This will was before Judge Ashman in the Orphans’ Court shortly after Mr. 'Wickersham’s death, and the final conclusion then was that it did not violate the rule against perpetuities, but created an intestacy. The decree of distribution there made, however, was based upon the agreement above mentioned. For that reason and because the parties now before the court were not then represented, nor parties to the agreement, and because there is a different fund now for distribution, the rights of these litigants are not concluded by that adjudication. See Kellerman’s Est., 212 Pa. 3.

In our opinion it is not necessary here to invoke the rule established by Whitman’s Est., 248 Pa. 285, and other cases, that life estates will not be disturbed because ultimate limitations may transgress the rule against perpetuities. The gift of the income, unlimited in duration and with no gift over, will carry the principal; but that rule cannot apply here as the income is given only for the natural life of the beneficiaries, except as to the alternative bequest which can never take effect.
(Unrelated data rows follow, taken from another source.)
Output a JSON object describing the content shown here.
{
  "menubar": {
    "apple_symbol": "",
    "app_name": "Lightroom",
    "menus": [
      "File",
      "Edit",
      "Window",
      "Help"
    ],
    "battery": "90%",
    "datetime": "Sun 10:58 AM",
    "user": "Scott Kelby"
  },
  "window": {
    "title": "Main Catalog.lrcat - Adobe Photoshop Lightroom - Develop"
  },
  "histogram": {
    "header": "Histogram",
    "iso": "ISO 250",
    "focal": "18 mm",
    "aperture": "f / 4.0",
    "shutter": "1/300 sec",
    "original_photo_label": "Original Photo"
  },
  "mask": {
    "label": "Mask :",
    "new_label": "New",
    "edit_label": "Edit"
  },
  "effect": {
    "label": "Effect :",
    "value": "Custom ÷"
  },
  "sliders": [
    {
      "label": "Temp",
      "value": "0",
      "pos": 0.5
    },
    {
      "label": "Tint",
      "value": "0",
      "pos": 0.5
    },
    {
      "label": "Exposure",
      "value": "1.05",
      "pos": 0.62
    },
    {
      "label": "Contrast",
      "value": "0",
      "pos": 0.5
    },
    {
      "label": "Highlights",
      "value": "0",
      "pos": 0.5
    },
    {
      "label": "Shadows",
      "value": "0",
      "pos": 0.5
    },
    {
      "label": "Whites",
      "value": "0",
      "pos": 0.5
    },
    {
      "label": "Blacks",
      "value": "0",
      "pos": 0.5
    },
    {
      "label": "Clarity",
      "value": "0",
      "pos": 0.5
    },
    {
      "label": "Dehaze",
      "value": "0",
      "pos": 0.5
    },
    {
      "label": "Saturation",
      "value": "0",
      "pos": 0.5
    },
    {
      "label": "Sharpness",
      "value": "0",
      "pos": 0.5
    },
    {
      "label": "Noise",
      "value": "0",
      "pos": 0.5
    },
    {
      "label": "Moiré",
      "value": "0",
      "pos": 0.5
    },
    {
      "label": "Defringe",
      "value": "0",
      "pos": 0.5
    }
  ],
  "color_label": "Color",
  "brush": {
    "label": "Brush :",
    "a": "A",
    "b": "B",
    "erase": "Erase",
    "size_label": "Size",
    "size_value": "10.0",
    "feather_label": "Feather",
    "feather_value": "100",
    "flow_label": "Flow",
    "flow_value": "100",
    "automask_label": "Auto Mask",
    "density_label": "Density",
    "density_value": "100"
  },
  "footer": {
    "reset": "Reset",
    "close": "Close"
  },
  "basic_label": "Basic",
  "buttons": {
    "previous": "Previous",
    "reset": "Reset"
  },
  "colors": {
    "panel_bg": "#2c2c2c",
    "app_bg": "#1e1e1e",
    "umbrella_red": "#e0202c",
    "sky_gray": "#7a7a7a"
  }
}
A testator may bequeath the income of his estate for a certain *128period without disposing of the principal, which in such event passes to his heirs at law; and that is this case; Morris W. Gowen is entitled to his life annuity, and Kate Nassali-Rocca is entitled to the balance of the income of the residuary estate during her life; then in our opinion the estate will pass to the heirs of Morris S. Wickersham, deceased, under the intestate laws.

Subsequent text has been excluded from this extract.